Dokter spesialis obstetri dan ginekologi, dr. Natasya Prameswari, Sp.OG, membagikan kiat penting buat para ibu hamil (bumil) yang pengin bepergian jarak jauh, khususnya buat mereka yang sudah memasuki fase trimester kedua.
Trimester Kedua, Waktu Terbaik Buat Babymoon
Menurut dokter Natasya yang berpraktik di Rumah Sakit Universitas Indonesia (RSUI), melakukan perjalanan jarak jauh bagi bumil itu hukumnya sah-sah saja. Syarat utamanya adalah wajib berkonsultasi dulu dengan dokter kandungan masing-masing untuk memastikan tidak ada kondisi penyulit pada kehamilan.
“Karena pada trimester kedua, biasanya kehamilan itu sudah tidak terlalu berisiko seperti di trimester pertama maupun di trimester tiga yang sudah mendekati persalinan,” jelas dr. Natasya. Jadi, momen ini sering kali jadi waktu paling pas kalau kamu berniat melakukan babymoon singkat demi menyegarkan pikiran.
Pilih Transportasi yang Paling Bikin Nyaman
Satu hal yang wajib digarisbawahi adalah faktor kenyamanan. Mode transportasi apa pun—baik itu jalur darat, laut, maupun udara—sebenarnya diperbolehkan. Kuncinya, hindari memilih jenis transportasi yang memicu stres atau membuat tubuh bumil merasa kelelahan dan tidak nyaman selama di perjalanan.

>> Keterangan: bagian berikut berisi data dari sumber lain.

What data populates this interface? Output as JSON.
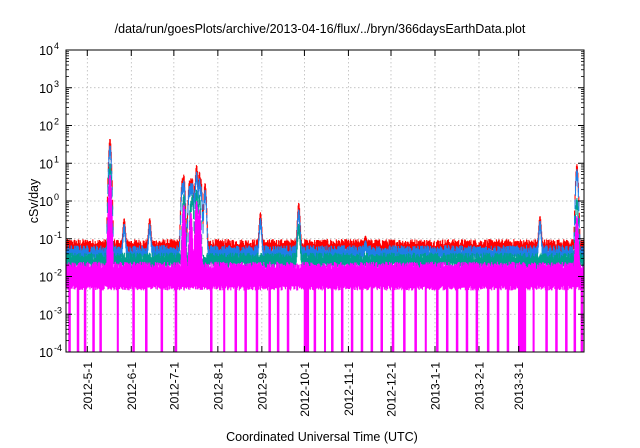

Selain itu, kamu juga harus rajin bergerak. Dr. Natasya menyarankan para bumil untuk melakukan stretching atau peregangan ringan setidaknya minimal setiap dua jam sekali. Langkah ini sangat krusial untuk mencegah terjadinya Deep Vein Thrombosis (DVT) atau penggumpalan darah akibat terlalu lama duduk pasif. Penggunaan stoking kompresi juga sangat direkomendasikan untuk membantu melancarkan aliran darah di area kaki.
Riset Fasilitas Kesehatan di Kota Tujuan
Sebelum berangkat, pastikan kamu sudah melakukan riset mendalam mengenai peta lokasi yang akan dikunjungi. Bumil wajib tahu di mana posisi fasilitas kesehatan terdekat dari tempat menginap nantinya. Langkah preventif ini penting agar kamu bisa langsung mendapatkan penanganan medis jika tiba-tiba mengalami gejala darurat seperti kontraksi dini atau munculnya flek perdarahan. Bersikap waspada sejak awal akan membuat perjalanan liburanmu jauh lebih tenang dan bebas cemas.